Tuesday, September 13, 2011

Feelings of Initiation

I have done some more soul-searching, between bouts of furious writing, arguments with Odin, and mundane work, and I have come to a conclusion. Inspired by a feeling of...lack and confusion, and a conversation I had with another absolutely lovely witch I met last week, I have decided I need to initiate. I don't have a Wiccan tradition I'm drawn to, but I know that those that emphasis long, drawn-out ritual magick over everything else is not for me. Ritual magick has its place, as does kitchen witchery and gypsy magick, but that place, for me, is not a very big one. I do not wish to be confined to a tradition that that requires me to worship only a specific set of deities, or tells me not to interact with traditionally 'darker' gods like Loki or the rest of the Jotuns, with whom I work almost as closely as I work with Brigid or Artemis.

And yet I still feel the need for that formal initiation, that rite of passage, that is currently lacking in my life. Theoretically, I performed a half-hearted self-initiation when I first found the Craft. I wore long, flowing clothes to school on Mabon (I was a sophomore in high school then), and danced outside during lunch and talked to the gods and the faeries and called it done. Then I neglected my studies and, indeed, my spirituality for six years. This is a new point in my life, a new turn in my path, and I feel the need to acknowledge it.

So, with Mabon coming up once more, I plan on self-initiate into an eclectic pagan tradition. Call it Wiccan, if you like, or call it something else. The name doesn't matter to me. I already know it will incorporate pieces of Buddhism, Wicca, Asatru, Shamanism, and the Faerie Faith. I already know it is what I believe right now and what I have been working on for the last year.

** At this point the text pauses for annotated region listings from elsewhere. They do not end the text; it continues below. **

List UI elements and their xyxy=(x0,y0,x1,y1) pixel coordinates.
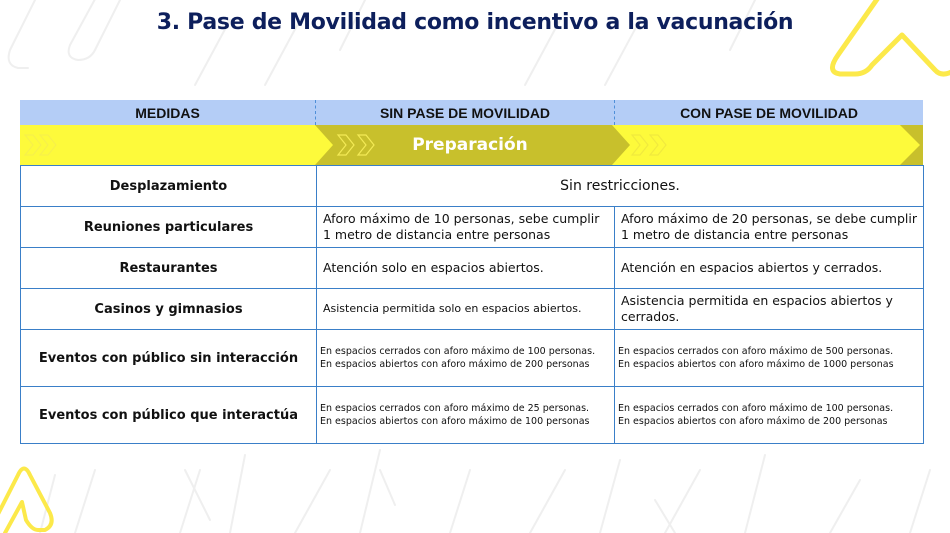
measure-cell: Eventos con público que interactúa xyxy=(21,387,317,444)
con-pase-cell xyxy=(615,387,924,444)
con-pase-line-1: En espacios cerrados con aforo máximo de 100 personas. xyxy=(618,403,894,414)
table-row xyxy=(21,330,924,387)
corner-chevron-bottom-left xyxy=(0,469,52,533)
sin-pase-line-2: En espacios abiertos con aforo máximo de 100 personas xyxy=(320,416,590,427)
measure-cell: Casinos y gimnasios xyxy=(21,289,317,330)
measures-table xyxy=(20,100,923,444)
header-medidas: MEDIDAS xyxy=(20,100,316,125)
header-con-pase: CON PASE DE MOVILIDAD xyxy=(680,104,858,121)
sin-pase-cell: Atención solo en espacios abiertos. xyxy=(317,248,615,289)
merged-cell: Sin restricciones. xyxy=(317,166,924,207)
con-pase-cell: Aforo máximo de 20 personas, se debe cumplir 1 metro de distancia entre personas xyxy=(615,207,924,248)
measure-cell: Desplazamiento xyxy=(21,166,317,207)
sin-pase-cell: Aforo máximo de 10 personas, sebe cumplir 1 metro de distancia entre personas xyxy=(317,207,615,248)
sin-pase-cell: Asistencia permitida solo en espacios abiertos. xyxy=(317,289,615,330)
band-arrow-left xyxy=(20,125,333,165)
phase-band xyxy=(20,125,923,165)
measures-body xyxy=(20,165,924,444)
con-pase-cell: Atención en espacios abiertos y cerrados. xyxy=(615,248,924,289)
measure-cell: Restaurantes xyxy=(21,248,317,289)
con-pase-cell xyxy=(615,330,924,387)
sin-pase-line-1: En espacios cerrados con aforo máximo de 100 personas. xyxy=(320,346,596,357)
con-pase-cell: Asistencia permitida en espacios abiertos y cerrados. xyxy=(615,289,924,330)
sin-pase-cell xyxy=(317,387,615,444)
sin-pase-line-1: En espacios cerrados con aforo máximo de 25 personas. xyxy=(320,403,590,414)
sin-pase-cell xyxy=(317,330,615,387)
table-row xyxy=(21,166,924,207)
phase-label: Preparación xyxy=(412,135,528,155)
con-pase-line-2: En espacios abiertos con aforo máximo de 200 personas xyxy=(618,416,888,427)
table-row xyxy=(21,387,924,444)
con-pase-line-2: En espacios abiertos con aforo máximo de 1000 personas xyxy=(618,359,894,370)
page-title: 3. Pase de Movilidad como incentivo a la vacunación xyxy=(156,10,794,35)
header-sin-pase: SIN PASE DE MOVILIDAD xyxy=(316,100,615,125)
measure-cell: Reuniones particulares xyxy=(21,207,317,248)
table-row xyxy=(21,289,924,330)
table-row xyxy=(21,207,924,248)
table-header-row xyxy=(20,100,923,125)
sin-pase-line-2: En espacios abiertos con aforo máximo de 200 personas xyxy=(320,359,590,370)
table-row xyxy=(21,248,924,289)
measure-cell: Eventos con público sin interacción xyxy=(21,330,317,387)
con-pase-line-1: En espacios cerrados con aforo máximo de 500 personas. xyxy=(618,346,894,357)
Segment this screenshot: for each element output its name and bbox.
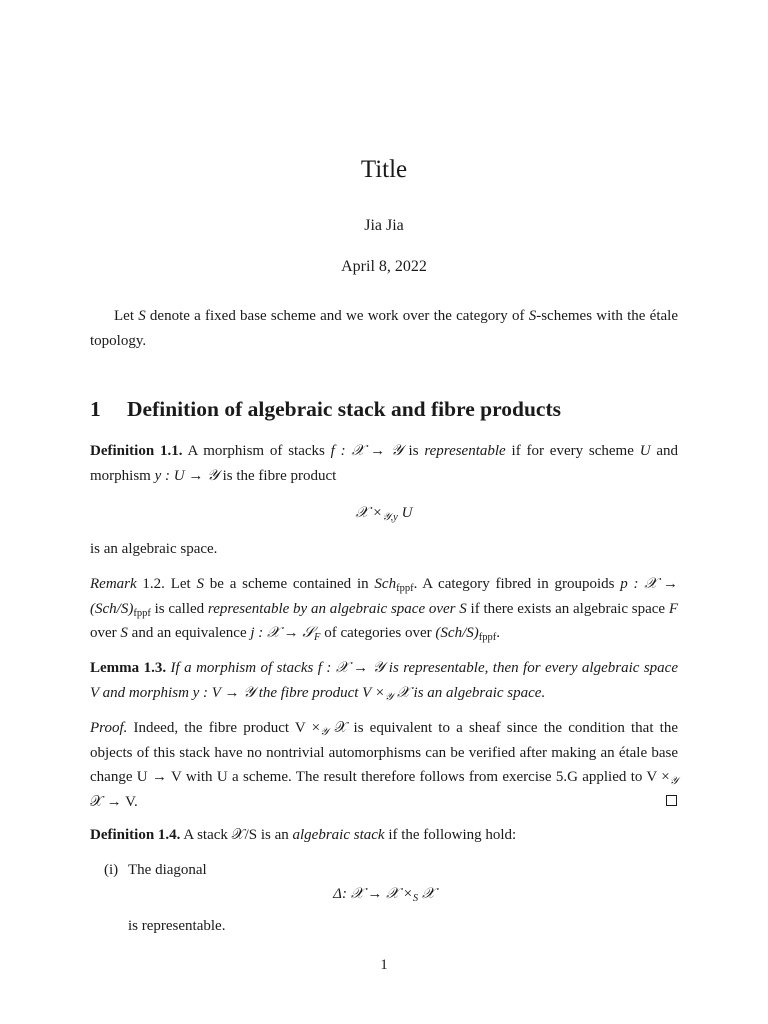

It is simply time to sit down and formalize it, dedicate myself to leading a spiritual life, and give myself a rite of passage I have never had before. It will also be the first full-fledged ritual I design and perform on my own. I would like it to be more formal and more sober than my previous magickal workings (in which I basically did everything off the cuff and laughed a lot, which is good, but not the right tone for this, I believe), and I realize that performing it during/around a harvest festival is not traditional. But it feels right. And that's what the pagan path is all about, isn't it? Finding what's right for us?